In one example, an individual relocating back to South Africa from overseas had booked and paid for the complete shipment of his household goods “door to door” with a moving company. The owner of the goods became concerned when the original bills of lading had not been sent to his clearing agent notwithstanding the imminent arrival of the goods in South Africa. It transpired that the moving company had in fact sub-contracted the ocean carriage of the goods to a freight forwarder without the owner’s knowledge. The moving company went bust shortly thereafter and shut down operations. The freight forwarder refused to release the original bills of lading to the owner due to outstanding monies owed by the moving company. The forwarder in this case effectively held the owner to ransom as it was only prepared to release the original bills of lading upon payment of all of the outstanding sums due by the moving company (as its immediate contractual party or “shipper”) in respect of all its other shipments!

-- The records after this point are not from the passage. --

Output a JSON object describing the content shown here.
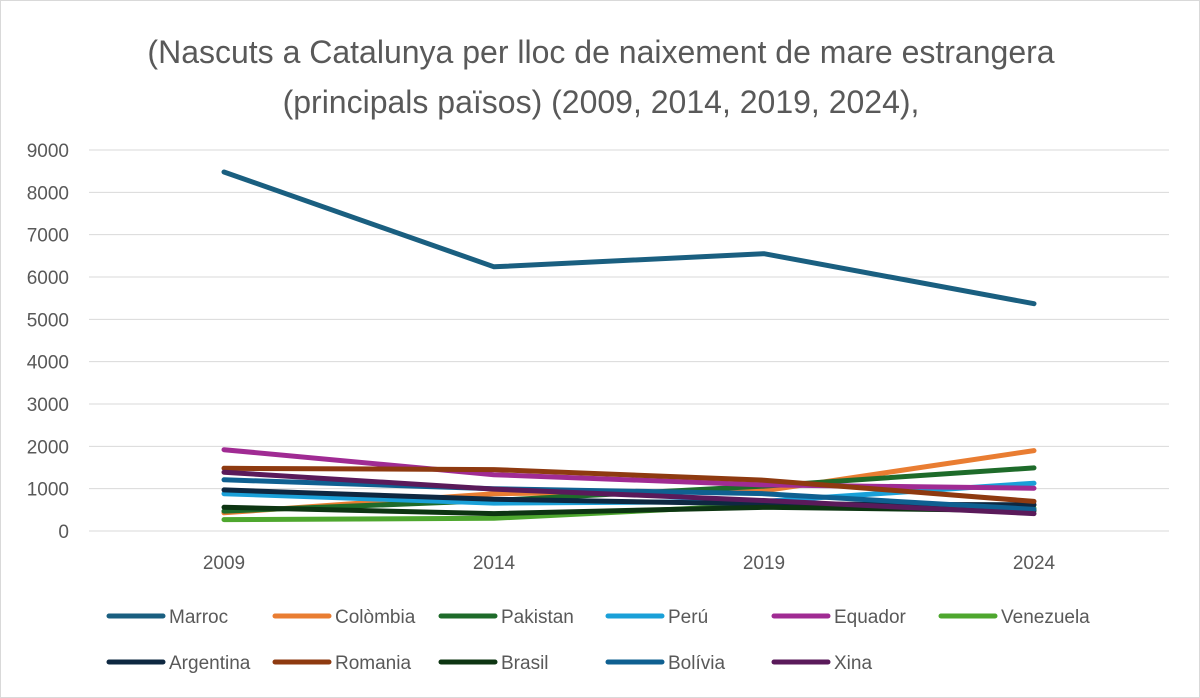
{
  "chart_data": {
    "type": "line",
    "title": "(Nascuts a Catalunya per lloc de naixement de mare estrangera (principals països) (2009, 2014, 2019, 2024),",
    "categories": [
      "2009",
      "2014",
      "2019",
      "2024"
    ],
    "ylim": [
      0,
      9000
    ],
    "yticks": [
      0,
      1000,
      2000,
      3000,
      4000,
      5000,
      6000,
      7000,
      8000,
      9000
    ],
    "grid": true,
    "legend_position": "bottom",
    "series": [
      {
        "name": "Marroc",
        "color": "#1a5f80",
        "values": [
          8480,
          6240,
          6550,
          5370
        ]
      },
      {
        "name": "Colòmbia",
        "color": "#e97d32",
        "values": [
          430,
          880,
          950,
          1900
        ]
      },
      {
        "name": "Pakistan",
        "color": "#1e6b2a",
        "values": [
          470,
          720,
          1060,
          1490
        ]
      },
      {
        "name": "Perú",
        "color": "#1aa0d8",
        "values": [
          880,
          660,
          700,
          1130
        ]
      },
      {
        "name": "Equador",
        "color": "#a02b93",
        "values": [
          1920,
          1330,
          1090,
          1010
        ]
      },
      {
        "name": "Venezuela",
        "color": "#4ea72e",
        "values": [
          270,
          300,
          620,
          540
        ]
      },
      {
        "name": "Argentina",
        "color": "#0e2841",
        "values": [
          970,
          750,
          640,
          620
        ]
      },
      {
        "name": "Romania",
        "color": "#8e3a10",
        "values": [
          1480,
          1450,
          1200,
          700
        ]
      },
      {
        "name": "Brasil",
        "color": "#0d3512",
        "values": [
          560,
          410,
          560,
          480
        ]
      },
      {
        "name": "Bolívia",
        "color": "#0f6091",
        "values": [
          1210,
          1000,
          880,
          510
        ]
      },
      {
        "name": "Xina",
        "color": "#5a1a5a",
        "values": [
          1390,
          990,
          720,
          410
        ]
      }
    ]
  }
}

The usual way of dealing with issues such as these is to bring an urgent court application for an order directing the various shipping lines involved to release the cargo in the absence of the original bills of lading. Shipping lines will often be more comfortable with releasing cargo on the strength of a court order, as a refusal to comply would place them in contempt and likely absolve them of any potential liability to other parties for such release. While such applications will usually be granted provided evidence of entitlement to the goods is put up (with a plausible reason as to why the applicant does not have the original bill of lading), this type of resolution is not without the stress (and price tag) of demurrage, storage and legal costs which escalate on a day to day basis.
In order to avoid finding yourself in a similar predicament, South African buyers should take special care in conducting a detailed due diligence in respect of chosen suppliers and freight forwarders and also make prudent contractual decisions to ensure that original bills are handed over as soon as possible. If in doubt, they should take specialist legal advice to avoid potentially costly mistakes.